On Nov. 2, Texas voters gave conservatives unprecedented control of our state.
Republicans handily won every statewide race, giving Rick Perry, already the state’s longest-serving governor, another four years to hone the patronage system he’s built to reward friends and campaign contributors. Former Houston Mayor Bill White, heralded as the Democrats’ best gubernatorial candidate since Ann Richards, lost by 12 points. Three Democratic congressmen were swept out of office by Republicans. The three incumbents—Chet Edwards, Solomon Ortiz Sr. and Ciro Rodriguez—had served a combined 57 years in Congress. While none of them reminded anyone of Barbara Jordan, they did bring a lot of federal dollars home to Texas. The loss of seniority will hurt their districts and the state.
But perhaps the Democrats’ most devastating defeats came in the Texas Legislature. The GOP gained 22 seats in the state House—an electoral sweep we would have considered unfathomable had we not just witnessed it. At press time, Republicans held 99 seats, with a recount looming in one Austin district. Most House rules can be suspended by a two-thirds vote, so 100 seats in the 150-member House would permit Republicans to legislate whatever they want.
That’s a scary prospect with the state facing an estimated budget shortfall of $18 billion to $25 billion. Many of the new GOP legislators are Tea Party activists, elected on a platform of balancing the budget with “no new taxes.” They will arrive in Austin intent on cutting bloated state spending.

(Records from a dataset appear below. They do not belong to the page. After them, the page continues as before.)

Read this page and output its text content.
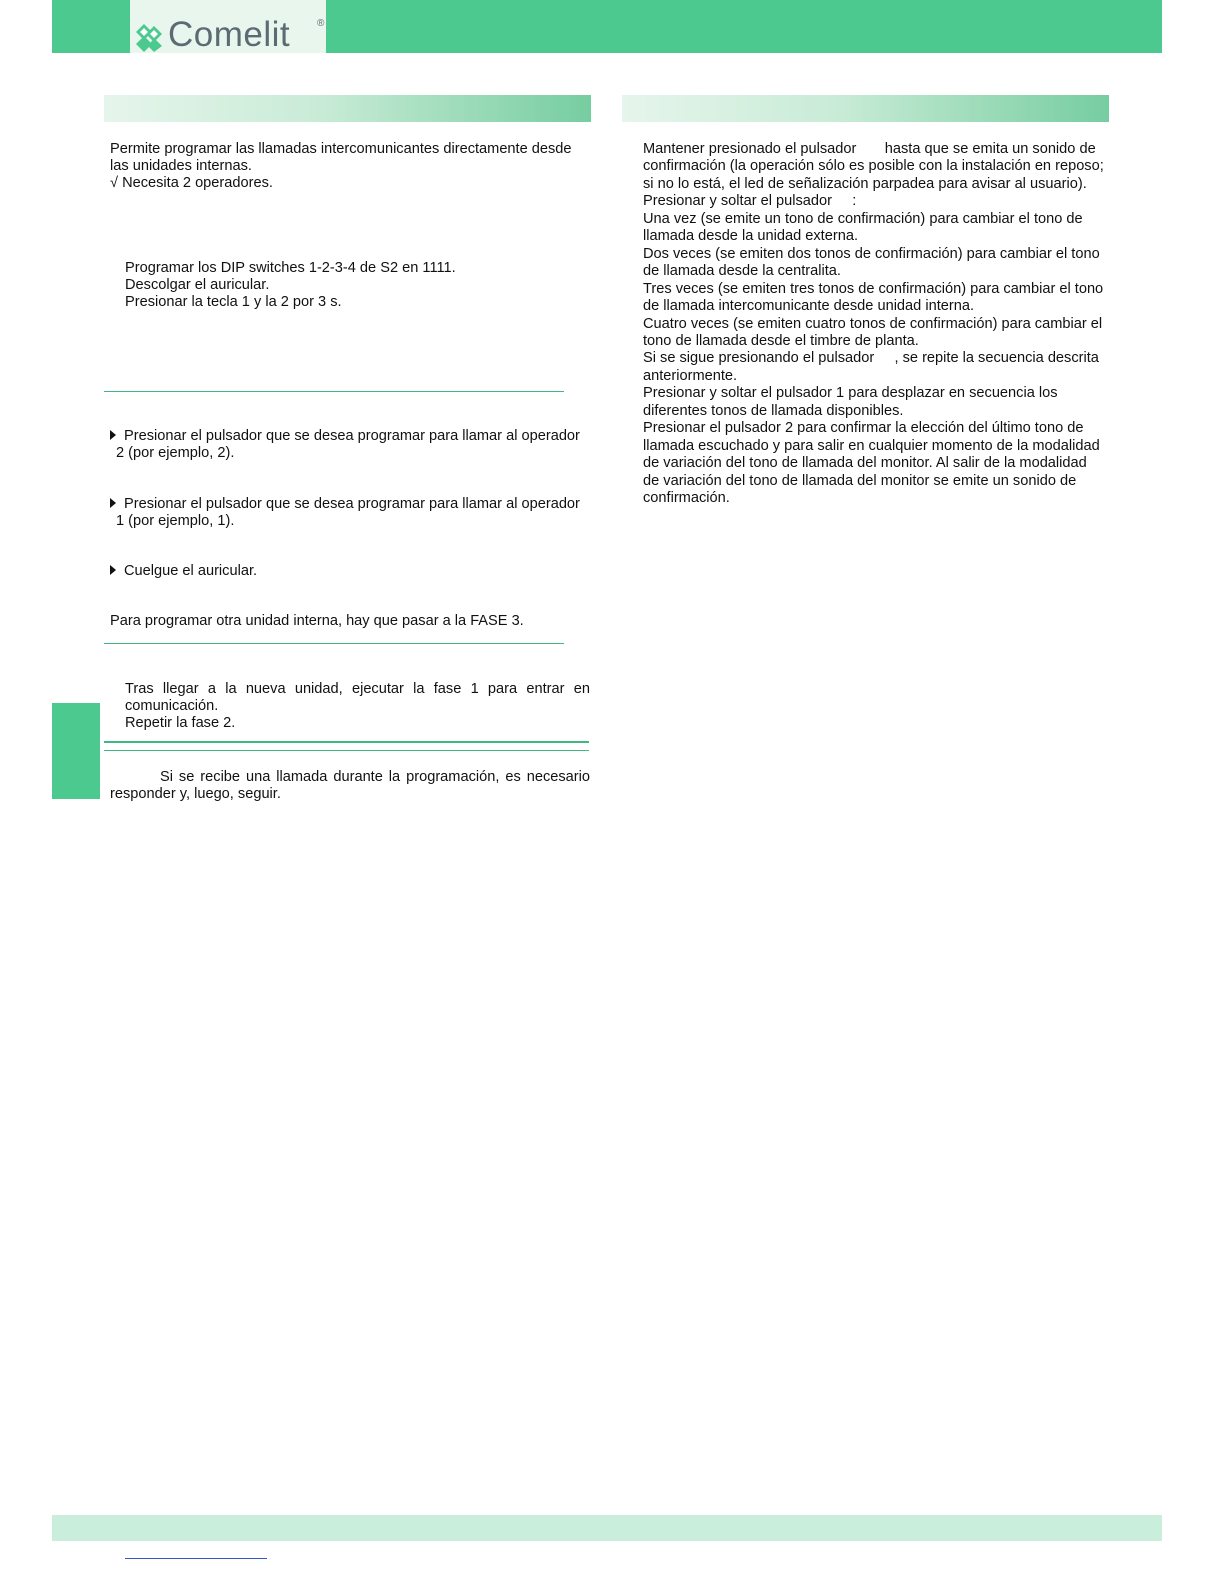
Comelit	®

Permite programar las llamadas intercomunicantes directamente desde

las unidades internas.

√ Necesita 2 operadores.

Programar los DIP switches 1-2-3-4 de S2 en 1111.

Descolgar el auricular.

Presionar la tecla 1 y la 2 por 3 s.

Presionar el pulsador que se desea programar para llamar al operador

2 (por ejemplo, 2).

Presionar el pulsador que se desea programar para llamar al operador

1 (por ejemplo, 1).

Cuelgue el auricular.

Para programar otra unidad interna, hay que pasar a la FASE 3.

Tras llegar a la nueva unidad, ejecutar la fase 1 para entrar en

comunicación.

Repetir la fase 2.

Si se recibe una llamada durante la programación, es necesario

responder y, luego, seguir.

Mantener presionado el pulsador       hasta que se emita un sonido de

confirmación (la operación sólo es posible con la instalación en reposo;

si no lo está, el led de señalización parpadea para avisar al usuario).

Presionar y soltar el pulsador     :

Una vez (se emite un tono de confirmación) para cambiar el tono de

llamada desde la unidad externa.

Dos veces (se emiten dos tonos de confirmación) para cambiar el tono

de llamada desde la centralita.

Tres veces (se emiten tres tonos de confirmación) para cambiar el tono

de llamada intercomunicante desde unidad interna.

Cuatro veces (se emiten cuatro tonos de confirmación) para cambiar el

tono de llamada desde el timbre de planta.

Si se sigue presionando el pulsador     , se repite la secuencia descrita

anteriormente.

Presionar y soltar el pulsador 1 para desplazar en secuencia los

diferentes tonos de llamada disponibles.

Presionar el pulsador 2 para confirmar la elección del último tono de

llamada escuchado y para salir en cualquier momento de la modalidad

de variación del tono de llamada del monitor. Al salir de la modalidad

de variación del tono de llamada del monitor se emite un sonido de

confirmación.
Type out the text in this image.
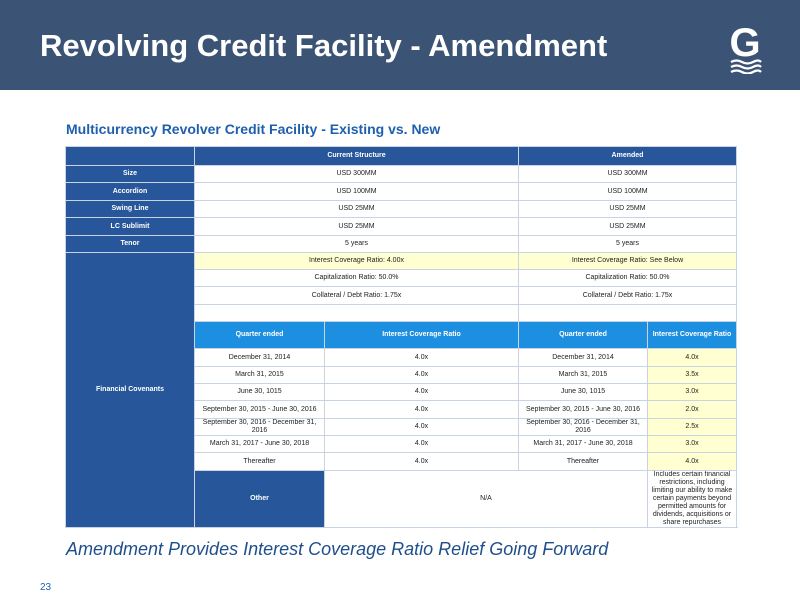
Revolving Credit Facility - Amendment	G
Multicurrency Revolver Credit Facility - Existing vs. New
	Current Structure		Amended	
Size	USD 300MM		USD 300MM	
Accordion	USD 100MM		USD 100MM	
Swing Line	USD 25MM		USD 25MM	
LC Sublimit	USD 25MM		USD 25MM	
Tenor	5 years		5 years	
Financial Covenants	Interest Coverage Ratio: 4.00x		Interest Coverage Ratio: See Below	
	Capitalization Ratio: 50.0%		Capitalization Ratio: 50.0%	
	Collateral / Debt Ratio: 1.75x		Collateral / Debt Ratio: 1.75x	

	Quarter ended	Interest Coverage Ratio	Quarter ended	Interest Coverage Ratio
	December 31, 2014	4.0x	December 31, 2014	4.0x
	March 31, 2015	4.0x	March 31, 2015	3.5x
	June 30, 1015	4.0x	June 30, 1015	3.0x
	September 30, 2015 - June 30, 2016	4.0x	September 30, 2015 - June 30, 2016	2.0x
	September 30, 2016 - December 31, 2016	4.0x	September 30, 2016 - December 31, 2016	2.5x
	March 31, 2017 - June 30, 2018	4.0x	March 31, 2017 - June 30, 2018	3.0x
	Thereafter	4.0x	Thereafter	4.0x
	Other	N/A		Includes certain financial restrictions, including limiting our ability to make certain payments beyond permitted amounts for dividends, acquisitions or share repurchases
Amendment Provides Interest Coverage Ratio Relief Going Forward
23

They’ll quickly run hard into the realization that the lawmakers who went before them have already cut state services to the bone. Texas spends less per resident than any state in the country.
The question is how far the far-right revolutionaries will go. Will they mellow as they govern? Or will they permanently hobble our state to honor Tea Party ideology, inflicting lasting harm on Texas’ poor, sick and elderly?

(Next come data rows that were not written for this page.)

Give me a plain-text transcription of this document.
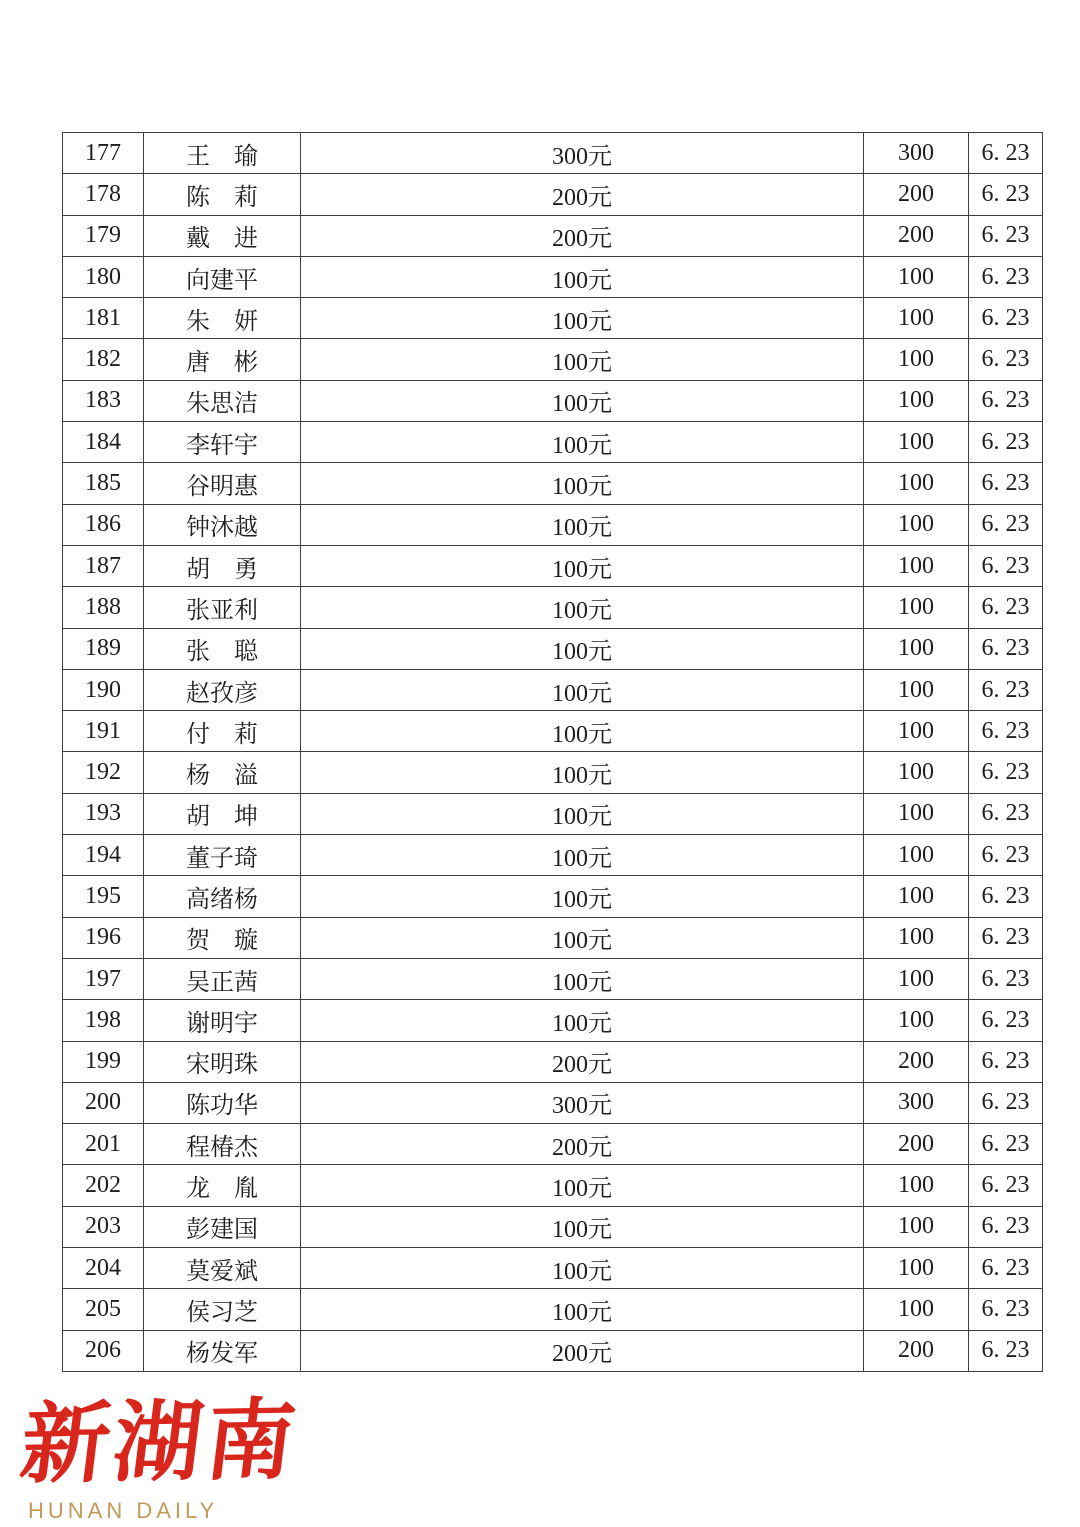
177	王　瑜	300元	300	6. 23
178	陈　莉	200元	200	6. 23
179	戴　进	200元	200	6. 23
180	向建平	100元	100	6. 23
181	朱　妍	100元	100	6. 23
182	唐　彬	100元	100	6. 23
183	朱思洁	100元	100	6. 23
184	李轩宇	100元	100	6. 23
185	谷明惠	100元	100	6. 23
186	钟沐越	100元	100	6. 23
187	胡　勇	100元	100	6. 23
188	张亚利	100元	100	6. 23
189	张　聪	100元	100	6. 23
190	赵孜彦	100元	100	6. 23
191	付　莉	100元	100	6. 23
192	杨　溢	100元	100	6. 23
193	胡　坤	100元	100	6. 23
194	董子琦	100元	100	6. 23
195	高绪杨	100元	100	6. 23
196	贺　璇	100元	100	6. 23
197	吴正茜	100元	100	6. 23
198	谢明宇	100元	100	6. 23
199	宋明珠	200元	200	6. 23
200	陈功华	300元	300	6. 23
201	程椿杰	200元	200	6. 23
202	龙　胤	100元	100	6. 23
203	彭建国	100元	100	6. 23
204	莫爱斌	100元	100	6. 23
205	侯习芝	100元	100	6. 23
206	杨发军	200元	200	6. 23
新湖南
HUNAN DAILY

Texas Democrats often talk of the 2003 legislative session as their historic low point, when Republicans held 88 seats in the House and used a $10 billion shortfall to eviscerate state social programs. Well, the bad times are here again—only this time, it’s worse. The prospect of 99 (or 100) conservative House Republicans addressing a $25 billion shortfall by hacking away at the state budget is truly frightening.
There will be better days ahead for Texas Democrats. But for the vulnerable Texans who rely on state services, life is about to get worse.